Aunque así, y gracias a ello, la historia narrada en de The Game evita hacer aguas y se recoge en un personaje protagonista que traza un arco de humanización que va desde lo insalubre de sus primeros pasos en la película, despreciando a todo y todos aquellos que intentan mantener algún contacto mínimamente civilizado con él, hasta su resurgimiento en la cripta de un cementerio mejicano. Este simbólico renacimiento, después de que un antiguo Van Orton es sedado y encerrado vivo en un ataúd, es visualmente subrayado por Fincher mediante un sencillo cambio de vestimenta del protagonista, de los grises y negros anteriores al blanco, y también mediante el contraste entre la oscura ciudad en la que transcurre gran parte de The Game y los soleados paisajes del Méjico al que ha ido a parar el multimillonario. Un hombre cuya fortuna se ha esfumado y que se ve obligado a hacer lo que jamás habría imaginado: implorar a un grupo de desconocidos que lo lleven hasta los Estados Unidos. Su ex esposa (Anna Katerina) hace físico acto de presencia, dejando de ser una voz al otro lado del teléfono para el público, y Van Orton pierde los estribos en más de una ocasión sin la vergüenza que antes le habría acarreado por su pertenencia a la alta sociedad. Así, Nicholas pasa de cínico poderoso siempre atrincherado tras las lunas de su lujoso coche a paria y peatón a la fuerza, recobrando por el camino su precaria humanidad. Cerrando un círculo tan moralista como afortunadamente enturbiado por la habitual querencia de Fincher por hacer del Caos un agente finalmente más curativo que destructivo ante un Orden casi siempre sinónimo de podredumbre vital[5]. Como parte de esta toma de conciencia del mundo que lo rodea por parte del multimillonario, mendigos que le imploran malhumorados una limosna en las cercanías del aeropuerto (Tommy Flanagan), desconocidos sin rostro que piden papel higiénico desde el otro lado de la fina pared que separa los inodoros del mismo edificio (Harry Savides), o simples transeúntes que se desploman de pronto presos de un ataque al corazón (André Brazeau)  son algunos de los hombres y mujeres que se cruzan en el camino de un Van Orton mucho más atento a su entorno… e incapaz de comprenderlo y, peor aún, discernir en él lo real de lo que no lo es, lo que le atañe y lo que no, y evidenciando su falta de iniciativa y de verdadera influencia en un mundo tremendamente voluble y una realidad desmembrada.

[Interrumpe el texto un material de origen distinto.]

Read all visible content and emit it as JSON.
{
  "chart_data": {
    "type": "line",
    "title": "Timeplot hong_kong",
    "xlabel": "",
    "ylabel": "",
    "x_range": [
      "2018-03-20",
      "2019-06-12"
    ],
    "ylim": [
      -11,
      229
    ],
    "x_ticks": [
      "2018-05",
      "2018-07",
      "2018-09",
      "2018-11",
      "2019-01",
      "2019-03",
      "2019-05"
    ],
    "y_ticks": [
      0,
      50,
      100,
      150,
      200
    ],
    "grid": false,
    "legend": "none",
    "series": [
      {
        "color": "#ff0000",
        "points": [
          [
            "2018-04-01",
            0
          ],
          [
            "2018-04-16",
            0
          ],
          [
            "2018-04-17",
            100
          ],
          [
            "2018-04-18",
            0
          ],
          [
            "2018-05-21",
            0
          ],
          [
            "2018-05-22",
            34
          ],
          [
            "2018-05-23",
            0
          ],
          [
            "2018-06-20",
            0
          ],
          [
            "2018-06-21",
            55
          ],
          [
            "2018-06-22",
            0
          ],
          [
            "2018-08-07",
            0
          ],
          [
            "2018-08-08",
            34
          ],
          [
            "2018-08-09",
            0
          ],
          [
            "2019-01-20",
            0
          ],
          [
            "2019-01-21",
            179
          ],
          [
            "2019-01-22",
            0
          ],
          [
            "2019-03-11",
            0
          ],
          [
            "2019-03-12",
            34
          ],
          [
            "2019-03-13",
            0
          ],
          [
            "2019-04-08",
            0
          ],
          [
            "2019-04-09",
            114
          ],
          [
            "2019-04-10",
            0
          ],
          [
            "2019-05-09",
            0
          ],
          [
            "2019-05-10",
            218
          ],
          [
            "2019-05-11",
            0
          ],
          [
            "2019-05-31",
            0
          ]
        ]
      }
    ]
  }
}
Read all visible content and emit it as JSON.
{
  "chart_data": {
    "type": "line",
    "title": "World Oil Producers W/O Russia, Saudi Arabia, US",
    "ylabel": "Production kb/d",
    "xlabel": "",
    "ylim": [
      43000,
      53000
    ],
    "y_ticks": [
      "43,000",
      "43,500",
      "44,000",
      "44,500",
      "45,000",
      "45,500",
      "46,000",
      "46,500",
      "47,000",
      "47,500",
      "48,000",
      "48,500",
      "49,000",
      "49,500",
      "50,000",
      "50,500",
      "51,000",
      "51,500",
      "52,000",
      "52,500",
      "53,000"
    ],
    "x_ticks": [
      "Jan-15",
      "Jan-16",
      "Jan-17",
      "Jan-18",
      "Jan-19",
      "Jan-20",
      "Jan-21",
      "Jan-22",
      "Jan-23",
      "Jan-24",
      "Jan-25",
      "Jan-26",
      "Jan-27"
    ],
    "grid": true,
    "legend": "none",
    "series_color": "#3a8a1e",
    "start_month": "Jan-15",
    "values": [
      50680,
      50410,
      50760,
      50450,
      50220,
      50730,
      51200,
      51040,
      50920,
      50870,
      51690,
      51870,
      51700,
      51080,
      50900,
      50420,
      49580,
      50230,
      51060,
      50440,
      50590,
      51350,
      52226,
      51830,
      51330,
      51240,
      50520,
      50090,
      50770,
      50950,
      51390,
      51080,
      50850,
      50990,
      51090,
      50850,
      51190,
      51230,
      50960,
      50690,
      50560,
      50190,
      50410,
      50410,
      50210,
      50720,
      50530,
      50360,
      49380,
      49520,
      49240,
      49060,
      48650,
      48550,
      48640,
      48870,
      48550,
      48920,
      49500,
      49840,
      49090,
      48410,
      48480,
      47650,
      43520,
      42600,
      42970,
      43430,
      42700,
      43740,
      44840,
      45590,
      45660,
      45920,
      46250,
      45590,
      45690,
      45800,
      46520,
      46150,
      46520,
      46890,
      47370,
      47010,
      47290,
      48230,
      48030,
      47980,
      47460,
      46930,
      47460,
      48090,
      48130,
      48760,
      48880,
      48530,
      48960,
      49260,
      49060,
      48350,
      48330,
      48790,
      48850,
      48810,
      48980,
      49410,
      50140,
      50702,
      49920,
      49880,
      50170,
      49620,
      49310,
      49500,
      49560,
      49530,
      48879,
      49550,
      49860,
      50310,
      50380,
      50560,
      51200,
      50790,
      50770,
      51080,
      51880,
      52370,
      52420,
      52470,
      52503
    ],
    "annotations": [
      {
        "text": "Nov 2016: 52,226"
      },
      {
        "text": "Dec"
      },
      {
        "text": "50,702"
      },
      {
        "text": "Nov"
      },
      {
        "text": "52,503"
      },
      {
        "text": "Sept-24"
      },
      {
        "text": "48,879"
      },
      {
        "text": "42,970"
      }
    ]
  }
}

Así, The Game deja atrás posibles lecturas metalingüísticas, igualmente incluidas dentro de otras que desbordan los límites de la película, para tender puentes con el mundo a este lado de la pantalla. La abisal paranoia que inunda la fortificada vida de Van Orton, la imposibilidad de entender un mundo que se descompone en un caos sólo sostenible mediante una fe ciega en una realidad que paradójicamente ha dejado de ser auténtica,  son algunos de los temas que laten pausadamente como un venenosos rumor de fondo bajo la piel de una película planteada, pese a todo, como un vehículo estelar para su actor protagonista, y sin más ambiciones que entretener al respetable rizando el rizo sobre las más peregrinas situaciones, sostenidas sobre la pura nada argumental[6]. Pero en su modestia, la acritud formal de Fincher es capaz de dar esquinazo a toda seguridad respecto a lo visto en pantalla. Ni siquiera el prototípico happy ending es capaz de borrar la sospecha alrededor de todo lo que transcurre en The Game[7], film tan bien interpretado como entretenido, pero cuya tendencia a los giros más o menos inesperados la convierte en un respetable entretenimiento de un solo uso, aunque dotado de unas muy interesantes cargas de profundidad capaces de desbordar lo agradablemente modesto de su recipiente.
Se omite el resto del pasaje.